The host address is the complete FTP route of the borocito directory (from your server). It looks like this: ´ftp://files.000webhost.com/public_html/Borocito´
Basically, if you put that URL in the browser, you should ask for a user and password to access the FTP server. When you start session, you should be already located in the Borocito Server-side folder.
Windows 3: "Ingrese el usuario del servidor" Username to start session on the FTP server.
Windows 4: "Ingrese la contraseña del servidor" Password to start session on the FTP server.

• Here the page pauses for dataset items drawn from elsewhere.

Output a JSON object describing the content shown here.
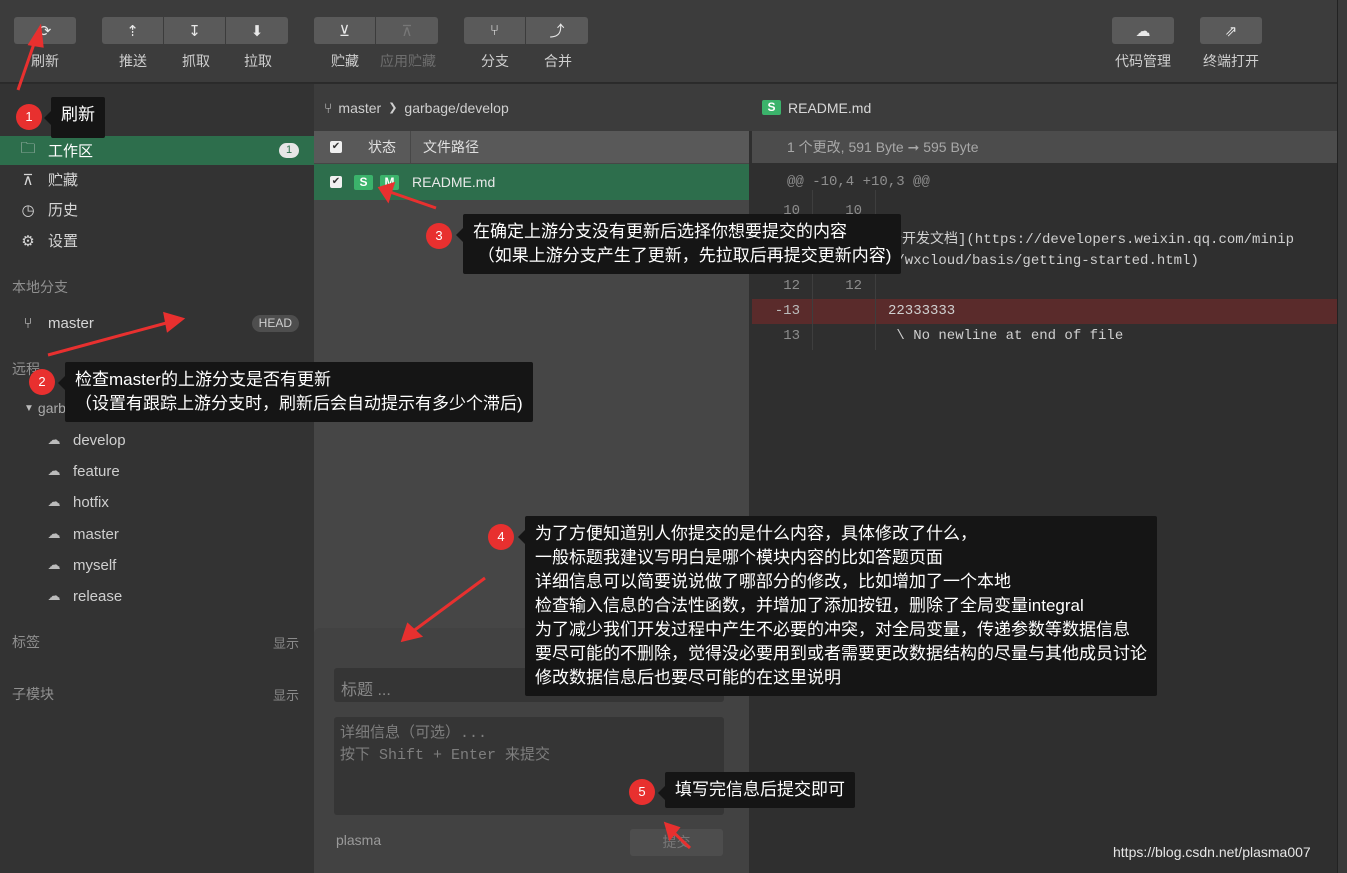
{
  "toolbar": {
    "refresh": "刷新",
    "push": "推送",
    "fetch": "抓取",
    "pull": "拉取",
    "stash": "贮藏",
    "apply_stash": "应用贮藏",
    "branch": "分支",
    "merge": "合并",
    "code_manage": "代码管理",
    "terminal": "终端打开"
  },
  "sidebar": {
    "workspace": {
      "label": "工作区",
      "count": "1"
    },
    "stash": "贮藏",
    "history": "历史",
    "settings": "设置",
    "local_branches_title": "本地分支",
    "local_branch": {
      "name": "master",
      "tag": "HEAD"
    },
    "remote_title": "远程",
    "remote_group": "garbage",
    "remote_branches": [
      "develop",
      "feature",
      "hotfix",
      "master",
      "myself",
      "release"
    ],
    "tags_title": "标签",
    "tags_show": "显示",
    "submodules_title": "子模块",
    "submodules_show": "显示"
  },
  "middle": {
    "breadcrumb_local": "master",
    "breadcrumb_remote": "garbage/develop",
    "col_status": "状态",
    "col_path": "文件路径",
    "file": {
      "tag1": "S",
      "tag2": "M",
      "path": "README.md"
    }
  },
  "commit": {
    "title_placeholder": "标题 ...",
    "body_placeholder": "详细信息（可选）...\n按下 Shift + Enter 来提交",
    "user": "plasma",
    "submit": "提交"
  },
  "diff": {
    "file_tag": "S",
    "file_name": "README.md",
    "info": "1 个更改, 591 Byte ➞ 595 Byte",
    "hunk": "@@ -10,4 +10,3 @@",
    "lines": [
      {
        "old": "10",
        "new": "10",
        "text": ""
      },
      {
        "old": "",
        "new": "",
        "text": "云开发文档](https://developers.weixin.qq.com/minip"
      },
      {
        "old": "",
        "new": "",
        "text": "v/wxcloud/basis/getting-started.html)"
      },
      {
        "old": "12",
        "new": "12",
        "text": ""
      },
      {
        "old": "-13",
        "new": "",
        "text": "22333333"
      },
      {
        "old": "13",
        "new": "",
        "text": " \\ No newline at end of file"
      }
    ]
  },
  "callouts": {
    "c1": "刷新",
    "c2": "检查master的上游分支是否有更新\n（设置有跟踪上游分支时，刷新后会自动提示有多少个滞后)",
    "c3": "在确定上游分支没有更新后选择你想要提交的内容\n （如果上游分支产生了更新，先拉取后再提交更新内容)",
    "c4": "为了方便知道别人你提交的是什么内容，具体修改了什么，\n一般标题我建议写明白是哪个模块内容的比如答题页面\n详细信息可以简要说说做了哪部分的修改，比如增加了一个本地\n检查输入信息的合法性函数，并增加了添加按钮，删除了全局变量integral\n为了减少我们开发过程中产生不必要的冲突，对全局变量，传递参数等数据信息\n要尽可能的不删除，觉得没必要用到或者需要更改数据结构的尽量与其他成员讨论\n修改数据信息后也要尽可能的在这里说明",
    "c5": "填写完信息后提交即可",
    "n1": "1",
    "n2": "2",
    "n3": "3",
    "n4": "4",
    "n5": "5"
  },
  "watermark": "https://blog.csdn.net/plasma007",
  "colors": {
    "accent_green": "#2d6e4c",
    "tag_green": "#3bb36b",
    "callout_bg": "#151515",
    "marker_red": "#e8302f",
    "deleted_line": "#5a2b2b"
  }
}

If everything is fine, you should be able to see the file "Settings" in the box below. If not, you may have failed to enter a field.
To infect a computer, it is necessary to create the executable that infected the target computer.
Inside the control panel, you must go to the "Inject" tab, there is a textBox that puts your server address, and there is also a "Inject!" Button. You just have to prevent "Inject!" And a window will appear there, there you must choose the binary "borocytoextractor.exe", then another window will open, it is in this where you should choose the name and location of the distributable.
Computer you have access, as you start the binary you have saved in the previous section. In theory, delay around 15 seconds in which Borocitocli is executed successfully.
Once someone infected, you can perform some activities with the borocito control panel.
I'm not going to teach you how, because there are really many things and I'm lazy to write this.